Fuente:
Molecules - Revista científica (MDPI)
Molecules, Vol. 31, Pages 1566: When Does Machine Learning Add Value over Theory? Predicting API Solubility in Binary Mixtures with COSMO-RS and DOOIT2 Across Diverse and Homogeneous Systems
Molecules doi: 10.3390/molecules31101566
Authors:
Maciej Przybyłek
Tomasz Jeliński
Adrian Drużyński
Piotr Cysewski
Predicting the solubility of active pharmaceutical ingredients (APIs) in binary aqueous-organic mixtures is critical for formulation design, yet remains challenging. Physics-based models such as COSMO-RS provide a solid theoretical foundation but often struggle with non-ideal mixing behavior in complex systems.

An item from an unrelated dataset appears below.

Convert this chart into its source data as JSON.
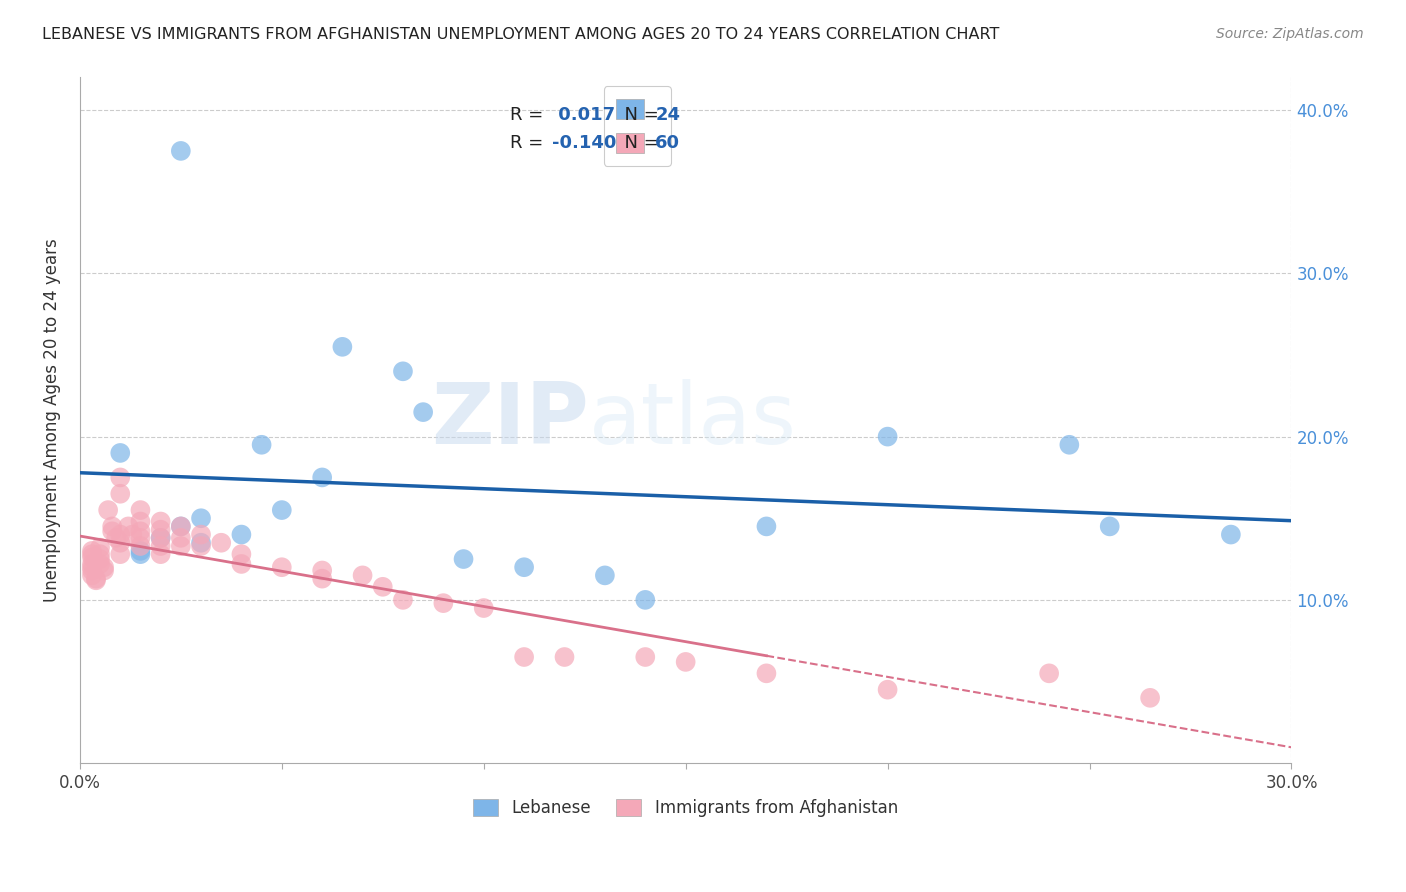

This study asks a practical question: when does machine learning actually add value beyond established theory? We compared COSMO-RS with DOOIT2 (Dual-Objective Optimization with Iterative Feature Pruning), a hybrid COSMO-RS/machine-learning correction workflow, across two complementary datasets: 85 structurally diverse APIs and related formulation-relevant compounds (10,140 data points) and 37 acid-centered solutes (6030 data points). The datasets also incorporate newly measured solubilities of lidocaine, benzocaine, and vanillic acid in aqueous 4-formylmorpholine mixtures. DOOIT2 employs rigorous API-out Structured Group K-Fold validation with fold-specific ensemble models to ensure realistic assessment of generalization to unseen compounds. The obtained results are dataset-dependent. For the homogeneous acid series, COSMO-RS already delivers strong predictive performance (RMSD = 0.321, R2 = 0.925), and DOOIT2 brings no meaningful improvement (RMSD = 0.310, R2 = 0.923). In contrast, for the diverse API set, DOOIT2 reduces RMSD from 0.686 to 0.527 and increases R2 from 0.829 to 0.849. Residual analysis indicates that prediction uncertainty is driven primarily by the low-solubility region rather than by a simple monotonic dependence on molecular weight alone. These findings delineate the practical boundaries of machine-learning assistance in solubility prediction and offer clear guidance for formulation scientists.